All semester long I've come into my American Lit classroom expecting a surprise: will the desks be arranged in rows or pods or will they form an elaborate labyrinth? The person who teaches in there before me likes to try every possible arrangement of chairs, but most days I've managed to work with whatever I've found. It's uncanny sometimes: I show up with a bit of group work and find the desks arranged neatly in just the right number of groups; I show up to give an exam and find the desks arranged to minimize opportunities for cheating. Neat.
Today I arrived early to make sure the arrangement was appropriate for a final exam and found a mostly workable room--except that a desk was missing and the only available replacement was about six inches too tall. All-righty then! Let's just snap our fingers and make a desk appear out of thin air!
Now my students are busy trying to make answers appear out of thin air. I hate to admit it, but I really enjoyed writing this exam and I hope they enjoy taking it. Is it wrong to take such pleasure in writing literature exams? I never try to trick or trip up students, but I do like to push them to show what they know and to think beyond the obvious.
In one set of questions I list pairs of poems and ask students to explain the similarities. Maybe both poems use free verse, but let's face it: 90 percent of the poems we've discussed in the last three weeks employ free verse, so the chances are pretty good that "free verse" will be a valid answer. But, as I told my students before they started the exam, sometimes the obvious answer isn't the complete answer or the best answer or the only answer. Think beyond the obvious.
We've spent some time in the past three weeks putting poems in conversation with each other, looking at allusions and influences and recycling of themes and language, so some of the questions on this exam put chunks of poetry right next to each other and ask students to analyze the conversation. Does Sylvia Plath have anything to say to Gwendolyn Brooks? How about James Wright, Franz Wright, and Theodore Roethke? Put Allen Ginsberg and Billy Collins in a room and what emerges--howling or lanyards or howling lanyards?

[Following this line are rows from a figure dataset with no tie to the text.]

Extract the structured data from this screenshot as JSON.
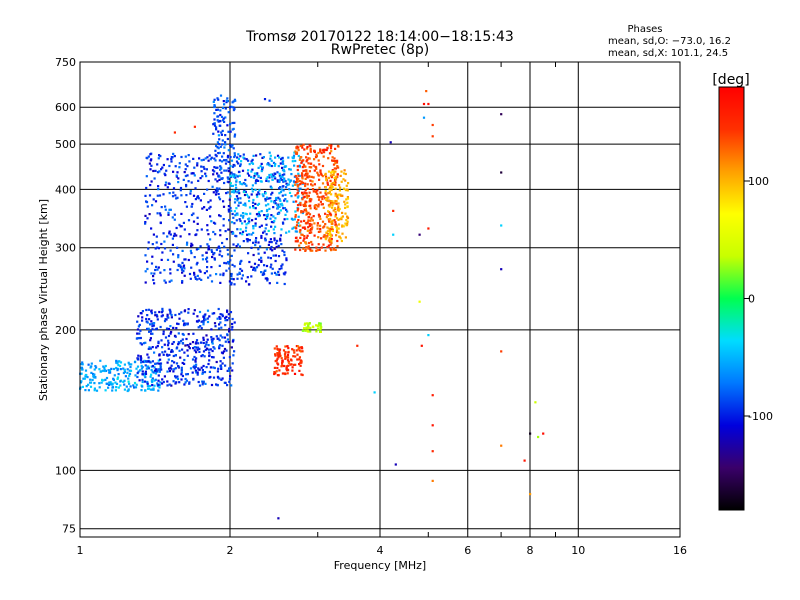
{
  "chart_data": {
    "type": "scatter",
    "title": "Tromsø 20170122 18:14:00−18:15:43",
    "subtitle": "RwPretec (8p)",
    "xlabel": "Frequency [MHz]",
    "ylabel": "Stationary phase Virtual Height [km]",
    "x_scale": "log",
    "y_scale": "log",
    "xlim": [
      1,
      16
    ],
    "ylim": [
      72,
      750
    ],
    "x_ticks": [
      1,
      2,
      4,
      6,
      8,
      10,
      16
    ],
    "y_ticks": [
      75,
      100,
      200,
      300,
      400,
      500,
      600,
      750
    ],
    "grid": true,
    "phases_legend": {
      "heading": "Phases",
      "line_o": "mean, sd,O: −73.0, 16.2",
      "line_x": "mean, sd,X: 101.1, 24.5"
    },
    "colorbar": {
      "label": "[deg]",
      "range": [
        -180,
        180
      ],
      "ticks": [
        100,
        0,
        -100
      ],
      "colors": [
        "#000000",
        "#3a006a",
        "#0000dd",
        "#0078ff",
        "#00dcff",
        "#00ff50",
        "#c8ff00",
        "#ffff00",
        "#ffa000",
        "#ff3000",
        "#ff0000"
      ]
    },
    "clusters": [
      {
        "name": "F-trace blue",
        "x_range": [
          1.35,
          2.6
        ],
        "y_range": [
          250,
          480
        ],
        "phase_mean": -95,
        "phase_sd": 18,
        "count": 700
      },
      {
        "name": "F-cusp near 2 MHz",
        "x_range": [
          1.85,
          2.05
        ],
        "y_range": [
          420,
          640
        ],
        "phase_mean": -85,
        "phase_sd": 15,
        "count": 120
      },
      {
        "name": "F-trace cyan",
        "x_range": [
          2.0,
          2.8
        ],
        "y_range": [
          320,
          480
        ],
        "phase_mean": -50,
        "phase_sd": 15,
        "count": 240
      },
      {
        "name": "F-trace orange",
        "x_range": [
          2.7,
          3.3
        ],
        "y_range": [
          295,
          500
        ],
        "phase_mean": 140,
        "phase_sd": 20,
        "count": 420
      },
      {
        "name": "F-trace yellow",
        "x_range": [
          3.1,
          3.45
        ],
        "y_range": [
          310,
          440
        ],
        "phase_mean": 100,
        "phase_sd": 15,
        "count": 150
      },
      {
        "name": "E-trace cyan",
        "x_range": [
          1.0,
          1.45
        ],
        "y_range": [
          148,
          172
        ],
        "phase_mean": -55,
        "phase_sd": 15,
        "count": 220
      },
      {
        "name": "E-trace blue",
        "x_range": [
          1.3,
          2.05
        ],
        "y_range": [
          152,
          222
        ],
        "phase_mean": -95,
        "phase_sd": 20,
        "count": 480
      },
      {
        "name": "E-trace orange",
        "x_range": [
          2.45,
          2.8
        ],
        "y_range": [
          160,
          185
        ],
        "phase_mean": 150,
        "phase_sd": 18,
        "count": 110
      },
      {
        "name": "E-trace green",
        "x_range": [
          2.8,
          3.05
        ],
        "y_range": [
          198,
          207
        ],
        "phase_mean": 35,
        "phase_sd": 10,
        "count": 40
      }
    ],
    "scattered_points": [
      {
        "x": 1.55,
        "y": 530,
        "phase": 150
      },
      {
        "x": 1.7,
        "y": 545,
        "phase": 150
      },
      {
        "x": 2.0,
        "y": 600,
        "phase": -100
      },
      {
        "x": 2.35,
        "y": 625,
        "phase": -100
      },
      {
        "x": 2.4,
        "y": 620,
        "phase": -90
      },
      {
        "x": 4.2,
        "y": 505,
        "phase": -120
      },
      {
        "x": 4.25,
        "y": 360,
        "phase": 150
      },
      {
        "x": 4.25,
        "y": 320,
        "phase": -40
      },
      {
        "x": 4.3,
        "y": 103,
        "phase": -120
      },
      {
        "x": 4.8,
        "y": 320,
        "phase": -140
      },
      {
        "x": 4.8,
        "y": 230,
        "phase": 60
      },
      {
        "x": 4.85,
        "y": 185,
        "phase": 165
      },
      {
        "x": 4.9,
        "y": 610,
        "phase": 170
      },
      {
        "x": 4.9,
        "y": 570,
        "phase": -60
      },
      {
        "x": 5.0,
        "y": 610,
        "phase": 170
      },
      {
        "x": 5.0,
        "y": 330,
        "phase": 160
      },
      {
        "x": 5.0,
        "y": 195,
        "phase": -40
      },
      {
        "x": 5.1,
        "y": 145,
        "phase": 160
      },
      {
        "x": 5.1,
        "y": 125,
        "phase": 165
      },
      {
        "x": 5.1,
        "y": 110,
        "phase": 150
      },
      {
        "x": 5.1,
        "y": 95,
        "phase": 120
      },
      {
        "x": 5.1,
        "y": 550,
        "phase": 140
      },
      {
        "x": 5.1,
        "y": 520,
        "phase": 140
      },
      {
        "x": 4.95,
        "y": 650,
        "phase": 130
      },
      {
        "x": 7.0,
        "y": 580,
        "phase": -150
      },
      {
        "x": 7.0,
        "y": 435,
        "phase": -160
      },
      {
        "x": 7.0,
        "y": 335,
        "phase": -40
      },
      {
        "x": 7.0,
        "y": 270,
        "phase": -120
      },
      {
        "x": 7.0,
        "y": 180,
        "phase": 140
      },
      {
        "x": 7.0,
        "y": 113,
        "phase": 120
      },
      {
        "x": 7.8,
        "y": 105,
        "phase": 165
      },
      {
        "x": 8.0,
        "y": 120,
        "phase": -170
      },
      {
        "x": 8.0,
        "y": 89,
        "phase": 110
      },
      {
        "x": 8.2,
        "y": 140,
        "phase": 40
      },
      {
        "x": 8.3,
        "y": 118,
        "phase": 30
      },
      {
        "x": 8.5,
        "y": 120,
        "phase": 170
      },
      {
        "x": 3.6,
        "y": 185,
        "phase": 150
      },
      {
        "x": 3.9,
        "y": 147,
        "phase": -40
      },
      {
        "x": 2.5,
        "y": 79,
        "phase": -120
      }
    ]
  }
}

And then there's the essay question. I love this essay question. Love love love. Is that just weird or what?
So: one of the primary goals of a literature survey class is to equip students with the skills they need to analyze texts, so the essay on the final exam asks them to do analyze a particular poem, explaining how form and content work together to create meaning. Easy, right? Except I give them a poem we have not discussed in class, a poem that is in the textbook and was written by one of the authors we discussed but was not part of the assigned reading. At this point in the semester they ought to know what to look for in a poem, and I've given them a poem offering plenty of material to analyze. I want them to notice the obvious (line length matters!), but they'll need to show me that they can look beyond the obvious.
I'm looking forward to reading the results, but as they write, what's most obvious to me is that I'll miss this class with its daily surprises, its labyrinths and lanyards and howling about poetry. My sabbatical next year means that for the first time in 10 years, I won't be teaching the American Lit Survey in the spring semester. It's high time to rethink the course, to re-evaluate the reading and writing assignments and perhaps find some better ways to achieve course objectives. Time for me to think beyond the obvious! Who knows, I might come up with some new surprises, find some new tricks up my sleeve.
But not desks. I still haven't figured out how to make desks appear out of thin air.
1 comment:
I forgot to mention one of the really fun things about reading the finished exams: scanning the little marks and notes they scribble on the poem while preparing to write the essay: "choppy sentences, like the surf"--Yes! "Peace within nature"--Yes! Little squiggly lines like waves crashing on the page--Yes! It's like watching clever minds at work.